BAR HARBOR — What do computers, the Civil War, a utopian world and rock music have in common?
That question will soon be answered on stage in Bar Harbor, where the avant-Americana musical “Futurity” will be performed live at College of the Atlantic’s Thomas S. Gates Jr. Community Center. Shows run Friday, March 10, through Sunday, March 12, with a nightly show at 7 p.m., along with a 1 p.m. matinee on Sunday, March 12.
“Futurity” looks back to the Civil War to raise contemporary questions about the role of technology in visions for liberation. At the center of the performance is the Steam Brain, a thinking machine conceived and designed to bring an end to human suffering.
“Audiences will grapple with the violence of American life and the promise of a future bending towards justice. They’ll also be attending a rock concert,” said co-director and College of the Atlantic (COA) music professor Jonathan Henderson.
“They will see the Steam Brain come to life before their eyes, and they might think about how our increasing interrelationship with digital technologies will shape our ways of being in the coming years,” Henderson explained. “There will be more questions asked than answered.”
Written by César Alvarez and The Lisps, “Futurity” explores human and mechanical imagination. It centers on mathematician and early computer scientist Ada Lovelace and a Union soldier, Julian Munro, together dreaming about utopia during the Civil War. It examines both the brutality of war and how violence can be wielded in the pursuit of justice and freedom.
As Julian marches south with the Union army, he and Ada develop plans for the Steam Brain, a thinking machine that will bring about a new kind of human-machine imagination.

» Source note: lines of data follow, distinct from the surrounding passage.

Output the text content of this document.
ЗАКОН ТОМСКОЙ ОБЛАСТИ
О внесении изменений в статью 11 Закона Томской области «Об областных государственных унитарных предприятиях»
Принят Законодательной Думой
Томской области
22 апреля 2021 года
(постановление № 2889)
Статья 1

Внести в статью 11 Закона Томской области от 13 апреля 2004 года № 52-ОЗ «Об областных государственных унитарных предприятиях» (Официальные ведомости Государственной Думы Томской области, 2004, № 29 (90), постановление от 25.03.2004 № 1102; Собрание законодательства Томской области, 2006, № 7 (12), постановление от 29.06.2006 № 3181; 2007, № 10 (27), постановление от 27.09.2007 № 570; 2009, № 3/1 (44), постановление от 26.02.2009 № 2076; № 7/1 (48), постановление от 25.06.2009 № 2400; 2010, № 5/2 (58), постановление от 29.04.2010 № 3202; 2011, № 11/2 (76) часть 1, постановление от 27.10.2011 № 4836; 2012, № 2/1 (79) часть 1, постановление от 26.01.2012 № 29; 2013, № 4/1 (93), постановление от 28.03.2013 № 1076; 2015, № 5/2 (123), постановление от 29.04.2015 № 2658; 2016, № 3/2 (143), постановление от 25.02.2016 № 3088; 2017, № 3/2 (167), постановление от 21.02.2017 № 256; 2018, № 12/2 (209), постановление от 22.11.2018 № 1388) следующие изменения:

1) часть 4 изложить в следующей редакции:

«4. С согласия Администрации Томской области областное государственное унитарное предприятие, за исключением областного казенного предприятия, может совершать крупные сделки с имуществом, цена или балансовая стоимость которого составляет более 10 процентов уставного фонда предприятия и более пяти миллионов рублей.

“Futurity” is the work of COA students enrolled in a three-credit, term-long course called Futurity: A Production Monster Course, taught and co-directed by Henderson and COA Woodward & Newman Chair in Performing Arts Jodi Baker. Students have collaboratively researched and developed the performance, taking on all aspects of production, including acting, singing, movement direction, tech, design, stage management and dramaturgy.
COA’s staging of the production benefits from a collaboration with electroacoustic sculptor Mark Dixon, whose one-of-a-kind musical instruments feature in the role of the Steam Brain.
The cast and crew include: Elena Brotz, Kaia Douglas, Ellie Gabrielson, Sadrac Hernandez, Margit Hardi, Simone E. Le Page, Hanako Moulton, Ninoska Ngomana, Isaiah Osborn, Halei Trowbridge, and Pigeon Voigt. The band includes: Ihosvanni Cabrera Naranjo, Sorrell Lord, Adrian Lyne, Eun-Jae Norris, Jeremy Powers, Paul Thurber, and Dean Unger. Tanvi Ravi Koushik and Anna Parsons are dramaturgs. Pierce Jenkins and Sarah Ottinger are stage managing.
“This is the largest scale work of theater we’ve produced in my time here at COA,” said Baker. “It’s an incredible piece of work built by an extraordinary group of students. Putting something like this together in eight weeks has been a terrific challenge, and incredibly fun. We are all very excited to share it.”
Admission is free but reservations are required and can be made at futuritycoa.brownpapertickets.com. Masks are required and will be available for all performances.